El problema no es dejarse unos euros, ya sabemos que el trabajo de los desarrolladores tiene un valor. Lo que ocurre es que en un juego tradicional ya conocemos de antemano lo que nos va a costar. En un título free-to-play nos intentarán sacar todo el dinero posible, e ignoraremos cuánto costará acabarse el juego… si es que realmente se puede terminar y no se ha diseñado para aprovecharse de nosotros la mayor cantidad posible de tiempo. Como aficionado a los juegos, tengo claro que prefiero gastar seis euros en una buena aventura y no aburrirme con un free-to-play que no aporta nada.
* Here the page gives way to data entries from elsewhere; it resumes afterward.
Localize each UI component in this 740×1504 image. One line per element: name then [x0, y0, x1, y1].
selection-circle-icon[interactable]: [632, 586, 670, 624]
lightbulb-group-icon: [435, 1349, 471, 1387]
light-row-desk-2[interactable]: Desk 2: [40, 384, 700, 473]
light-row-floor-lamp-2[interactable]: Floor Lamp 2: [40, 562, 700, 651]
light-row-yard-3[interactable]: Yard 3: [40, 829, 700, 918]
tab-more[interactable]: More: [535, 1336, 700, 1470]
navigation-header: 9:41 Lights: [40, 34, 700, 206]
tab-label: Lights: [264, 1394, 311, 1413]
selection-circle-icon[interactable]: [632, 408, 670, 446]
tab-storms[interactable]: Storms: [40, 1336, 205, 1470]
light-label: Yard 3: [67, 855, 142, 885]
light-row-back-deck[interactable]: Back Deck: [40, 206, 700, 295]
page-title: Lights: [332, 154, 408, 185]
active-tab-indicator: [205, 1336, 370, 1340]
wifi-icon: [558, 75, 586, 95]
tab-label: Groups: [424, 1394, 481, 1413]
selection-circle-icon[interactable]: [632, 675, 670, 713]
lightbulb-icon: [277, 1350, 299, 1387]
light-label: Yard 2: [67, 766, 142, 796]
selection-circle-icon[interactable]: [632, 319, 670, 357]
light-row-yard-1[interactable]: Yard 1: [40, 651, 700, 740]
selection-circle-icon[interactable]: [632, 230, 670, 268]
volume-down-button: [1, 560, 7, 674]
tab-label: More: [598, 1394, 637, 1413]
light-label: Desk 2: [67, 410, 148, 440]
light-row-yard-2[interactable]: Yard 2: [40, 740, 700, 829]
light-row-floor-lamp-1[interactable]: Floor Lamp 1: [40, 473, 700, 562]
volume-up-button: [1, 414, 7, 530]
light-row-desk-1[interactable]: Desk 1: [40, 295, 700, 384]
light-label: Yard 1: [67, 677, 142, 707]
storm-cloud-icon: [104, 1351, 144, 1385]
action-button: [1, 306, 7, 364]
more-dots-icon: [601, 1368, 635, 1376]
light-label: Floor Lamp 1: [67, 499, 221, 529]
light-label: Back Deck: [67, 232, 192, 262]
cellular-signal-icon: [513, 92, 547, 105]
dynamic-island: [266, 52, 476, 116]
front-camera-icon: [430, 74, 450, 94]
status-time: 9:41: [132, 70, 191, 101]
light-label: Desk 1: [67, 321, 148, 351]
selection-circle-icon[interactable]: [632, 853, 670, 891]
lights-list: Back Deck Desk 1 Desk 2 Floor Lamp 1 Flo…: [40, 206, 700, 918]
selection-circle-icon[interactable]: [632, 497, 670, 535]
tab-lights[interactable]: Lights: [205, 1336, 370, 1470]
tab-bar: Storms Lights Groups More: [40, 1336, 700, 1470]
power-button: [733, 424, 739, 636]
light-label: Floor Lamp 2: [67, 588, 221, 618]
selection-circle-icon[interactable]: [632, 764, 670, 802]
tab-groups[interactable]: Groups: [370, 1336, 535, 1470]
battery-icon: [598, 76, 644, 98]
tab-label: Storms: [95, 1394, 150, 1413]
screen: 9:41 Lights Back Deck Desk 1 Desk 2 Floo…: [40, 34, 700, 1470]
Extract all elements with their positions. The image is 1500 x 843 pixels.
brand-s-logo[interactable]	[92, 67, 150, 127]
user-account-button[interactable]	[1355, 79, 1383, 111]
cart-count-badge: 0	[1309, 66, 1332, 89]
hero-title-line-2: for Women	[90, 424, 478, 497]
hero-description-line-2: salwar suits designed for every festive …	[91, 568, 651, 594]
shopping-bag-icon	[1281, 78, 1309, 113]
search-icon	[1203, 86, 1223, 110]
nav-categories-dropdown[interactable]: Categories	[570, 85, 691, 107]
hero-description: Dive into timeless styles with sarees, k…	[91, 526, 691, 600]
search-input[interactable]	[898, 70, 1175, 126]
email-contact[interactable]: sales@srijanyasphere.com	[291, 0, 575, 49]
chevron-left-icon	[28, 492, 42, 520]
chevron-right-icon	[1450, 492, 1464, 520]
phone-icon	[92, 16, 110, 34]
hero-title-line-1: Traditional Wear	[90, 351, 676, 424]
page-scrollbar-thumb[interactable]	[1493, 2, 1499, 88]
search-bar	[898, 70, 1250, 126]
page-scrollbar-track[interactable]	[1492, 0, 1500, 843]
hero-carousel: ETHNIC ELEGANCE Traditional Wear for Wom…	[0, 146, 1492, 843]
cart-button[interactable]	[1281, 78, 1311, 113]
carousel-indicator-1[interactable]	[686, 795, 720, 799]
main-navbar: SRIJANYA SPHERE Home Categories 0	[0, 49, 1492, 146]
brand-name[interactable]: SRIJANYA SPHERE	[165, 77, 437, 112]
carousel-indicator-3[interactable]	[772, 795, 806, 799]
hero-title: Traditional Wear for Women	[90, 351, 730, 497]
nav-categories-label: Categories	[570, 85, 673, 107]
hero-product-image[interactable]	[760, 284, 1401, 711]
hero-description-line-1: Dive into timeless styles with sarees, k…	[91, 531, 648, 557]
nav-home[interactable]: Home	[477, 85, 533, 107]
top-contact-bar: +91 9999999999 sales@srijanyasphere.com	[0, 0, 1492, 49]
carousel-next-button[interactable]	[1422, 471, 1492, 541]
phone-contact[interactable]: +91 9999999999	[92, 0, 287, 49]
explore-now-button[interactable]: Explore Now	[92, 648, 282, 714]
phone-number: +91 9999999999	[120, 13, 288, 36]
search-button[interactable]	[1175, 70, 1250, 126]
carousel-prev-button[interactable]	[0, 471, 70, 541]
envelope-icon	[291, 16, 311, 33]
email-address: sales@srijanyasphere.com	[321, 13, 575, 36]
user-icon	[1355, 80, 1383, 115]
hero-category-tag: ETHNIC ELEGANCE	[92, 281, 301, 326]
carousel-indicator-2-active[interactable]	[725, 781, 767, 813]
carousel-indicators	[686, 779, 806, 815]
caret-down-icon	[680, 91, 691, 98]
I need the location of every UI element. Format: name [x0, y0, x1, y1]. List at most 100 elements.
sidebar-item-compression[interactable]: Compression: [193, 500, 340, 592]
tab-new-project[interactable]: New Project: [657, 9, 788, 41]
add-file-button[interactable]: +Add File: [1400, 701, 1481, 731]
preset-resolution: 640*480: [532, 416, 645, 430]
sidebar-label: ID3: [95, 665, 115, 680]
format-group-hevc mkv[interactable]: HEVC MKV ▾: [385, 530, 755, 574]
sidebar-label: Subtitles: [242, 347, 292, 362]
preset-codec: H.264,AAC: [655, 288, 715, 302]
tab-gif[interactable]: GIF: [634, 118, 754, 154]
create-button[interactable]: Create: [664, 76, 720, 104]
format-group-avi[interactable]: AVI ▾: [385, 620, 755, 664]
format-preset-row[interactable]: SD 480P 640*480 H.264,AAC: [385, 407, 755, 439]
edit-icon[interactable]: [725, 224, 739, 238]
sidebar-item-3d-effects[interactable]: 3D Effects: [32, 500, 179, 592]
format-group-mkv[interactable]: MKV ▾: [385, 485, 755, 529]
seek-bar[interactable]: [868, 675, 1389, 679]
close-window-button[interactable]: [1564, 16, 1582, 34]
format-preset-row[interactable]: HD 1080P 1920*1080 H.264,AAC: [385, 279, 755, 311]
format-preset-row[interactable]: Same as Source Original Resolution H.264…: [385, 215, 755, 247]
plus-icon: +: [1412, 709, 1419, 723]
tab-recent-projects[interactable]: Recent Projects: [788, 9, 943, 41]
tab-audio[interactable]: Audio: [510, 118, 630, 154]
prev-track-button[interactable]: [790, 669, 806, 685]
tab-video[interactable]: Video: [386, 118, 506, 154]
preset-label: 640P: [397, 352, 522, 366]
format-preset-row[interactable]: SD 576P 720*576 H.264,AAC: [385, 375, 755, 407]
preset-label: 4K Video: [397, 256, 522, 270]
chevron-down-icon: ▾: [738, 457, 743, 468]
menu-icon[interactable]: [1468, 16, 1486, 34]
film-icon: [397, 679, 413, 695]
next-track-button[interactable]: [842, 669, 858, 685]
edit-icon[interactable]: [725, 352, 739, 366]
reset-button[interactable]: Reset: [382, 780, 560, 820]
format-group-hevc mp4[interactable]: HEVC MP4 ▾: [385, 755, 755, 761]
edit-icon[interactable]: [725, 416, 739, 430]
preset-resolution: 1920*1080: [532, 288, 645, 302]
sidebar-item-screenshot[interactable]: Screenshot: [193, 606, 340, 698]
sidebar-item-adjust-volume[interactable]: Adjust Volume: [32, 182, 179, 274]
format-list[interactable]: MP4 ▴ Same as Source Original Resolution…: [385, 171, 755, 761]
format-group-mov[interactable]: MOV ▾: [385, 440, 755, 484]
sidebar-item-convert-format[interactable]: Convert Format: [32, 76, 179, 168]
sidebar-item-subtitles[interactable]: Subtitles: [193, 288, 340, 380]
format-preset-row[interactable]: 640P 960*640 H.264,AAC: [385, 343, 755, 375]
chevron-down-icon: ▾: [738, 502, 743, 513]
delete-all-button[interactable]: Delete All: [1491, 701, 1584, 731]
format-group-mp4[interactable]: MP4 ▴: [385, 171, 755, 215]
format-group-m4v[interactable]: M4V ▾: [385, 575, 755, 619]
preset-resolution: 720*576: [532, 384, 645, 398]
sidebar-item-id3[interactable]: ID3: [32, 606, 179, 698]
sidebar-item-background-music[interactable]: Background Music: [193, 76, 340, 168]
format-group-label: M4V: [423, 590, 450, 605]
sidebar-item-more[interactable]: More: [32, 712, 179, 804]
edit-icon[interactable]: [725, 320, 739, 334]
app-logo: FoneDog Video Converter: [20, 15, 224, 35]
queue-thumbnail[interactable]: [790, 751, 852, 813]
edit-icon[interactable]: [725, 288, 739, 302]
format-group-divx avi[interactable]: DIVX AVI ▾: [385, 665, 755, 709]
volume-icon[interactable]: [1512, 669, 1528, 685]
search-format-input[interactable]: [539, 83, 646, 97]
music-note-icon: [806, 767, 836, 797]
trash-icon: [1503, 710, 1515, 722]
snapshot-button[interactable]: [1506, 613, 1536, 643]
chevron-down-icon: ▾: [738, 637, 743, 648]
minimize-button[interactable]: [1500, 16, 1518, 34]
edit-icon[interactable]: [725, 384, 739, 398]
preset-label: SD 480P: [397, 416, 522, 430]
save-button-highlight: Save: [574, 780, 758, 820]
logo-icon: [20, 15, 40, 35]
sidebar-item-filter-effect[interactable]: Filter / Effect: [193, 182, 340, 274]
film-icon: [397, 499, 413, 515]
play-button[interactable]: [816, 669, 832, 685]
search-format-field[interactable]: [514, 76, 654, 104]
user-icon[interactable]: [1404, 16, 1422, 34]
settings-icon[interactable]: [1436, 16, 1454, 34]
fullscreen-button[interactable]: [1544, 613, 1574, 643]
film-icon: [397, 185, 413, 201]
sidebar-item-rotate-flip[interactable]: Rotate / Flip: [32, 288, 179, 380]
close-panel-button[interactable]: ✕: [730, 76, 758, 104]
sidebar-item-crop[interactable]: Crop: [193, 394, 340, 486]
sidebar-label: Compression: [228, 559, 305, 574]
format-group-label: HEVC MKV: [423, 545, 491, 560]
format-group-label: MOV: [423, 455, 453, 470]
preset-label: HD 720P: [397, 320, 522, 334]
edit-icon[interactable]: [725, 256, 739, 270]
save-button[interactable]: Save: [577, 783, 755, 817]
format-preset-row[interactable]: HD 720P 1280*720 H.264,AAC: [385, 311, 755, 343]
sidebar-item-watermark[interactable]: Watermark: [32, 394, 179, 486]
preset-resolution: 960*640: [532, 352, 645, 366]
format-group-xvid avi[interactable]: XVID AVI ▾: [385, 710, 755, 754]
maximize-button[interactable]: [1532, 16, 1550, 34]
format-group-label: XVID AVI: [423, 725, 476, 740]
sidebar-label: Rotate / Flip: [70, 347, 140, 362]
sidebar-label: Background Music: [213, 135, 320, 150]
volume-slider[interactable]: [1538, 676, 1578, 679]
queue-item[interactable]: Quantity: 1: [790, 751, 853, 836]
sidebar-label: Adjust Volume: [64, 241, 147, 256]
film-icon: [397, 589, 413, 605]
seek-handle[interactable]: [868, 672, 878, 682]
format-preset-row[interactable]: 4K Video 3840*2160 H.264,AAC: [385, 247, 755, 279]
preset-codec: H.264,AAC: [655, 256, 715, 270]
Lo que sí se debe descargar gratis

La verdad es que no hay que pagar por todo. ¿Quién va a gastar dinero en aplicaciones como YouTube, Facebook o WhatsApp? Algunas marcas tienen estrategias especiales, y ofrecen aplicaciones de primer nivel sin coste. Pero no hay que engañarse, eso no quiere decir que nos regalen algo. Para YouTube o Facebook los usuarios somos su producto, una audiencia que monetizan cuando venden publicidad a terceros. Y que, a pesar de no ser tan agresiva como la de apps pequeñas, cada vez resulta más molesta.

App Inbox by Gmail para tablets

Otras aplicaciones forman parte de una estrategia más amplia: puede que Google no gane mucho con Gmail o Google Drive, pero son servicios que apoyan a su sistema operativo Android. Este tipo de apps no necesitan sustitutas de pago, las que nos ofrecen por defecto funcionan muy bien, en general. De todas formas, existen excepciones, ya que Twitter tiene una buena aplicación para su red de microblogging pero, a pesar de ello, hay quien prefiere gastar en opciones de terceros que se adaptan mejor a sus necesidades.


Así que ya has visto que, muchas veces, vale más la pena pagar unos pocos euros por una app de calidad que sufrir las molestias de las gratuitas. En algunos casos queda la opción de la piratería pero, si todos robamos las apps, ¿qué incentivos tienen los desarrolladores para ofrecernos buenas experiencias? Así que está claro que nadie regala nada, y que lo que obtenemos de una app suele estar estrechamente relacionado con lo que invertimos en ella.

¿Qué opinas tú de este tema? ¿Eres de los que no gasta ni un euro en una tienda de aplicaciones, o no dudas en aflojar la cartera cuando vale la pena?